Merz skizzierte einst auf einem Bierdeckel sein einfaches Steuerkonzept. Viele Reiche würden mehr haben, Arbeitnehmer und der Staat weniger.

Auf diesem Bierdeckel soll Merz persönlich die Steuer einer vierköpfigen Familie ausgerechnet haben Foto: Hannes Koch

Es war ein Heilsversprechen – einleuchtend, leicht zu verstehen, mit großer Wirkung. Friedrich Merz, der Ende dieser Woche CDU-Vorsitzender und später vielleicht Kanzlerkandidat werden will, feierte vor 15 Jahren mit wenigen Worten große Erfolge: Steuererklärung auf dem Bierdeckel. Alle zahlen weniger Abgaben an den Staat. Alle wissen genau, was sie zahlen müssen.

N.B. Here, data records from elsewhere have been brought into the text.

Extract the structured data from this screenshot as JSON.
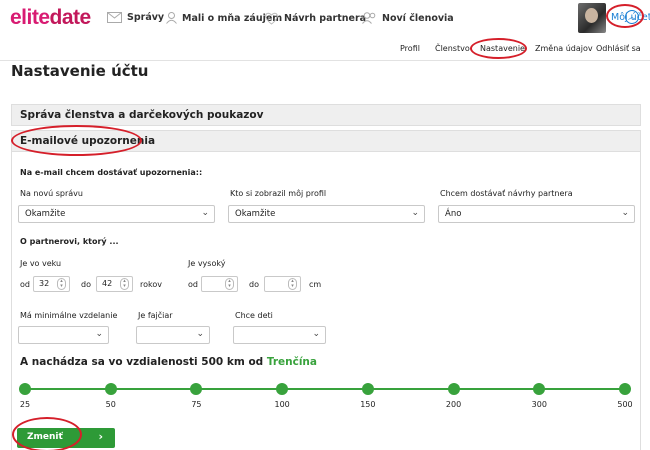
{
  "app": {
    "logo_part1": "elite",
    "logo_part2": "date"
  },
  "nav": {
    "messages": "Správy",
    "interested": "Mali o mňa záujem",
    "suggestions": "Návrh partnera",
    "new_members": "Noví členovia",
    "my_account": "Môj účet"
  },
  "subnav": [
    "Profil",
    "Členstvo",
    "Nastavenie",
    "Změna údajov",
    "Odhlásiť sa"
  ],
  "page": {
    "title": "Nastavenie účtu"
  },
  "sections": {
    "membership": "Správa členstva a darčekových poukazov",
    "email": "E-mailové upozornenia"
  },
  "form": {
    "intro": "Na e-mail chcem dostávať upozornenia::",
    "new_message": {
      "label": "Na novú správu",
      "value": "Okamžite"
    },
    "profile_view": {
      "label": "Kto si zobrazil môj profil",
      "value": "Okamžite"
    },
    "partner_suggest": {
      "label": "Chcem dostávať návrhy partnera",
      "value": "Áno"
    },
    "partner_heading": "O partnerovi, ktorý ...",
    "age": {
      "label": "Je vo veku",
      "from_label": "od",
      "from": "32",
      "to_label": "do",
      "to": "42",
      "unit": "rokov"
    },
    "height": {
      "label": "Je vysoký",
      "from_label": "od",
      "from": "",
      "to_label": "do",
      "to": "",
      "unit": "cm"
    },
    "education": {
      "label": "Má minimálne vzdelanie",
      "value": ""
    },
    "smoker": {
      "label": "Je fajčiar",
      "value": ""
    },
    "children": {
      "label": "Chce deti",
      "value": ""
    },
    "distance": {
      "prefix": "A nachádza sa vo vzdialenosti 500 km od",
      "city": "Trenčína"
    },
    "distance_ticks": [
      "25",
      "50",
      "75",
      "100",
      "150",
      "200",
      "300",
      "500"
    ],
    "submit": "Zmeniť"
  },
  "colors": {
    "accent_green": "#38a23c",
    "brand_pink": "#d81b72",
    "link_blue": "#1a7fd4",
    "annotation_red": "#d51f2a"
  }
}
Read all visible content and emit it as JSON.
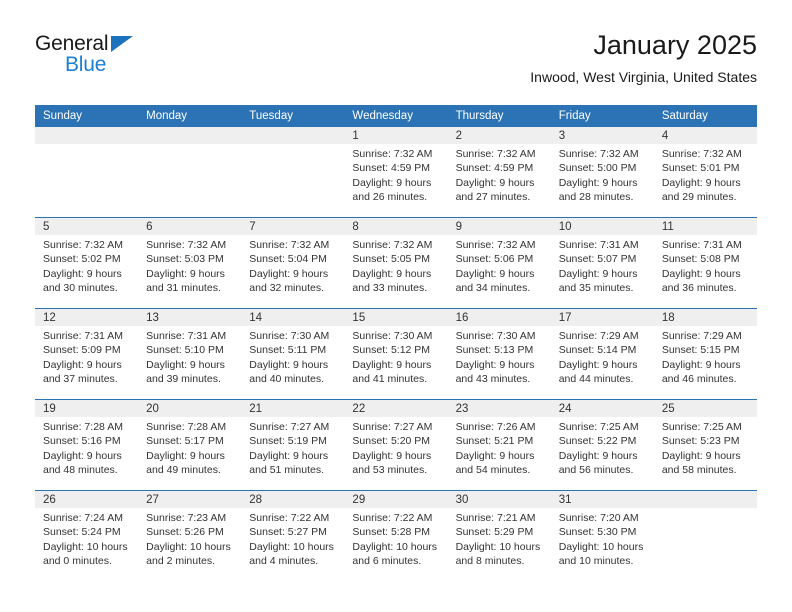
{
  "brand": {
    "name_top": "General",
    "name_bottom": "Blue",
    "accent_color": "#1c72bd"
  },
  "header": {
    "title": "January 2025",
    "subtitle": "Inwood, West Virginia, United States"
  },
  "theme": {
    "header_blue": "#2c73b5",
    "daynum_band": "#efefef",
    "text": "#333333"
  },
  "calendar": {
    "weekday_headers": [
      "Sunday",
      "Monday",
      "Tuesday",
      "Wednesday",
      "Thursday",
      "Friday",
      "Saturday"
    ],
    "weeks": [
      [
        {
          "day": "",
          "empty": true
        },
        {
          "day": "",
          "empty": true
        },
        {
          "day": "",
          "empty": true
        },
        {
          "day": "1",
          "sunrise": "Sunrise: 7:32 AM",
          "sunset": "Sunset: 4:59 PM",
          "daylight1": "Daylight: 9 hours",
          "daylight2": "and 26 minutes."
        },
        {
          "day": "2",
          "sunrise": "Sunrise: 7:32 AM",
          "sunset": "Sunset: 4:59 PM",
          "daylight1": "Daylight: 9 hours",
          "daylight2": "and 27 minutes."
        },
        {
          "day": "3",
          "sunrise": "Sunrise: 7:32 AM",
          "sunset": "Sunset: 5:00 PM",
          "daylight1": "Daylight: 9 hours",
          "daylight2": "and 28 minutes."
        },
        {
          "day": "4",
          "sunrise": "Sunrise: 7:32 AM",
          "sunset": "Sunset: 5:01 PM",
          "daylight1": "Daylight: 9 hours",
          "daylight2": "and 29 minutes."
        }
      ],
      [
        {
          "day": "5",
          "sunrise": "Sunrise: 7:32 AM",
          "sunset": "Sunset: 5:02 PM",
          "daylight1": "Daylight: 9 hours",
          "daylight2": "and 30 minutes."
        },
        {
          "day": "6",
          "sunrise": "Sunrise: 7:32 AM",
          "sunset": "Sunset: 5:03 PM",
          "daylight1": "Daylight: 9 hours",
          "daylight2": "and 31 minutes."
        },
        {
          "day": "7",
          "sunrise": "Sunrise: 7:32 AM",
          "sunset": "Sunset: 5:04 PM",
          "daylight1": "Daylight: 9 hours",
          "daylight2": "and 32 minutes."
        },
        {
          "day": "8",
          "sunrise": "Sunrise: 7:32 AM",
          "sunset": "Sunset: 5:05 PM",
          "daylight1": "Daylight: 9 hours",
          "daylight2": "and 33 minutes."
        },
        {
          "day": "9",
          "sunrise": "Sunrise: 7:32 AM",
          "sunset": "Sunset: 5:06 PM",
          "daylight1": "Daylight: 9 hours",
          "daylight2": "and 34 minutes."
        },
        {
          "day": "10",
          "sunrise": "Sunrise: 7:31 AM",
          "sunset": "Sunset: 5:07 PM",
          "daylight1": "Daylight: 9 hours",
          "daylight2": "and 35 minutes."
        },
        {
          "day": "11",
          "sunrise": "Sunrise: 7:31 AM",
          "sunset": "Sunset: 5:08 PM",
          "daylight1": "Daylight: 9 hours",
          "daylight2": "and 36 minutes."
        }
      ],
      [
        {
          "day": "12",
          "sunrise": "Sunrise: 7:31 AM",
          "sunset": "Sunset: 5:09 PM",
          "daylight1": "Daylight: 9 hours",
          "daylight2": "and 37 minutes."
        },
        {
          "day": "13",
          "sunrise": "Sunrise: 7:31 AM",
          "sunset": "Sunset: 5:10 PM",
          "daylight1": "Daylight: 9 hours",
          "daylight2": "and 39 minutes."
        },
        {
          "day": "14",
          "sunrise": "Sunrise: 7:30 AM",
          "sunset": "Sunset: 5:11 PM",
          "daylight1": "Daylight: 9 hours",
          "daylight2": "and 40 minutes."
        },
        {
          "day": "15",
          "sunrise": "Sunrise: 7:30 AM",
          "sunset": "Sunset: 5:12 PM",
          "daylight1": "Daylight: 9 hours",
          "daylight2": "and 41 minutes."
        },
        {
          "day": "16",
          "sunrise": "Sunrise: 7:30 AM",
          "sunset": "Sunset: 5:13 PM",
          "daylight1": "Daylight: 9 hours",
          "daylight2": "and 43 minutes."
        },
        {
          "day": "17",
          "sunrise": "Sunrise: 7:29 AM",
          "sunset": "Sunset: 5:14 PM",
          "daylight1": "Daylight: 9 hours",
          "daylight2": "and 44 minutes."
        },
        {
          "day": "18",
          "sunrise": "Sunrise: 7:29 AM",
          "sunset": "Sunset: 5:15 PM",
          "daylight1": "Daylight: 9 hours",
          "daylight2": "and 46 minutes."
        }
      ],
      [
        {
          "day": "19",
          "sunrise": "Sunrise: 7:28 AM",
          "sunset": "Sunset: 5:16 PM",
          "daylight1": "Daylight: 9 hours",
          "daylight2": "and 48 minutes."
        },
        {
          "day": "20",
          "sunrise": "Sunrise: 7:28 AM",
          "sunset": "Sunset: 5:17 PM",
          "daylight1": "Daylight: 9 hours",
          "daylight2": "and 49 minutes."
        },
        {
          "day": "21",
          "sunrise": "Sunrise: 7:27 AM",
          "sunset": "Sunset: 5:19 PM",
          "daylight1": "Daylight: 9 hours",
          "daylight2": "and 51 minutes."
        },
        {
          "day": "22",
          "sunrise": "Sunrise: 7:27 AM",
          "sunset": "Sunset: 5:20 PM",
          "daylight1": "Daylight: 9 hours",
          "daylight2": "and 53 minutes."
        },
        {
          "day": "23",
          "sunrise": "Sunrise: 7:26 AM",
          "sunset": "Sunset: 5:21 PM",
          "daylight1": "Daylight: 9 hours",
          "daylight2": "and 54 minutes."
        },
        {
          "day": "24",
          "sunrise": "Sunrise: 7:25 AM",
          "sunset": "Sunset: 5:22 PM",
          "daylight1": "Daylight: 9 hours",
          "daylight2": "and 56 minutes."
        },
        {
          "day": "25",
          "sunrise": "Sunrise: 7:25 AM",
          "sunset": "Sunset: 5:23 PM",
          "daylight1": "Daylight: 9 hours",
          "daylight2": "and 58 minutes."
        }
      ],
      [
        {
          "day": "26",
          "sunrise": "Sunrise: 7:24 AM",
          "sunset": "Sunset: 5:24 PM",
          "daylight1": "Daylight: 10 hours",
          "daylight2": "and 0 minutes."
        },
        {
          "day": "27",
          "sunrise": "Sunrise: 7:23 AM",
          "sunset": "Sunset: 5:26 PM",
          "daylight1": "Daylight: 10 hours",
          "daylight2": "and 2 minutes."
        },
        {
          "day": "28",
          "sunrise": "Sunrise: 7:22 AM",
          "sunset": "Sunset: 5:27 PM",
          "daylight1": "Daylight: 10 hours",
          "daylight2": "and 4 minutes."
        },
        {
          "day": "29",
          "sunrise": "Sunrise: 7:22 AM",
          "sunset": "Sunset: 5:28 PM",
          "daylight1": "Daylight: 10 hours",
          "daylight2": "and 6 minutes."
        },
        {
          "day": "30",
          "sunrise": "Sunrise: 7:21 AM",
          "sunset": "Sunset: 5:29 PM",
          "daylight1": "Daylight: 10 hours",
          "daylight2": "and 8 minutes."
        },
        {
          "day": "31",
          "sunrise": "Sunrise: 7:20 AM",
          "sunset": "Sunset: 5:30 PM",
          "daylight1": "Daylight: 10 hours",
          "daylight2": "and 10 minutes."
        },
        {
          "day": "",
          "empty": true
        }
      ]
    ]
  }
}
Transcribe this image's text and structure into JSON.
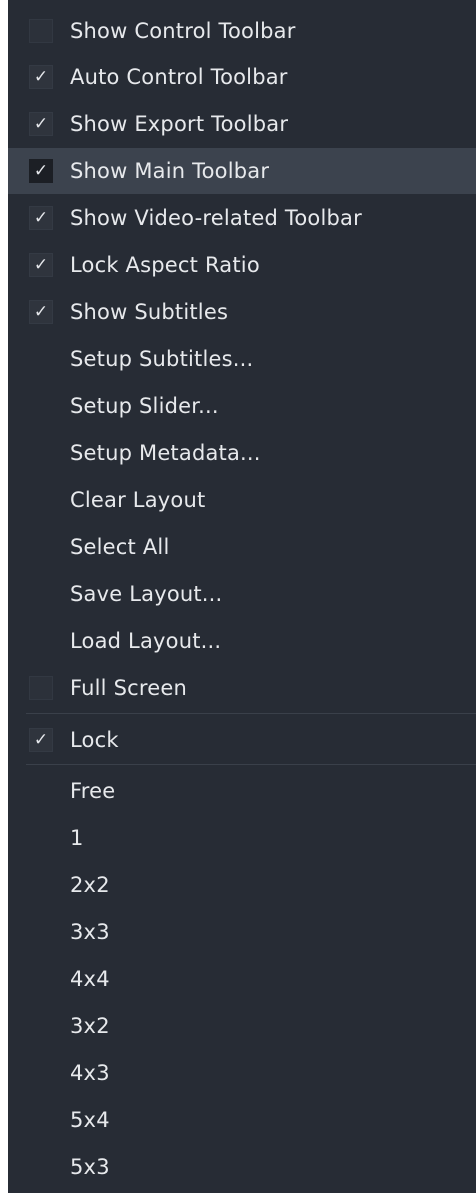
{
  "menu": {
    "items": [
      {
        "label": "Show Control Toolbar",
        "check": "empty"
      },
      {
        "label": "Auto Control Toolbar",
        "check": "checked"
      },
      {
        "label": "Show Export Toolbar",
        "check": "checked"
      },
      {
        "label": "Show Main Toolbar",
        "check": "checked",
        "highlighted": true
      },
      {
        "label": "Show Video-related Toolbar",
        "check": "checked"
      },
      {
        "label": "Lock Aspect Ratio",
        "check": "checked"
      },
      {
        "label": "Show Subtitles",
        "check": "checked"
      },
      {
        "label": "Setup Subtitles...",
        "check": "none"
      },
      {
        "label": "Setup Slider...",
        "check": "none"
      },
      {
        "label": "Setup Metadata...",
        "check": "none"
      },
      {
        "label": "Clear Layout",
        "check": "none"
      },
      {
        "label": "Select All",
        "check": "none"
      },
      {
        "label": "Save Layout...",
        "check": "none"
      },
      {
        "label": "Load Layout...",
        "check": "none"
      },
      {
        "label": "Full Screen",
        "check": "empty"
      }
    ],
    "lock_item": {
      "label": "Lock",
      "check": "checked"
    },
    "grid_items": [
      {
        "label": "Free"
      },
      {
        "label": "1"
      },
      {
        "label": "2x2"
      },
      {
        "label": "3x3"
      },
      {
        "label": "4x4"
      },
      {
        "label": "3x2"
      },
      {
        "label": "4x3"
      },
      {
        "label": "5x4"
      },
      {
        "label": "5x3"
      }
    ],
    "check_glyph": "✓",
    "colors": {
      "background": "#272c35",
      "highlight": "#3c434e",
      "text": "#e7e9ec"
    }
  }
}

Ein Konzept, das in seine Zeit passte. 2002 hatten SPD-Kanzler Gerhard Schröder und Grünen-Matador Joschka Fischer noch mal die Bundestagswahl gewonnen. Hartz IV entstand. Auch Rot-Grün wollte die Steuern für Unternehmen und Privatleute senken. „Neoliberalismus“ war Zeitgeist. Die CDU brauchte ein konkurrierendes, schärferes Modell, um sich von der Regierung abzuheben.

Ein toller Hecht war Friedrich Merz, weil es ihm gelang, aus dieser Lage einen kampagnenfähigen Vorschlag zu entwickeln. Auch weil man sich daran erinnert, bekommt er jetzt überhaupt noch mal eine Chance auf ein Spitzenamt. Und sein Konzept von damals – hat das heute auch wieder Aussichten?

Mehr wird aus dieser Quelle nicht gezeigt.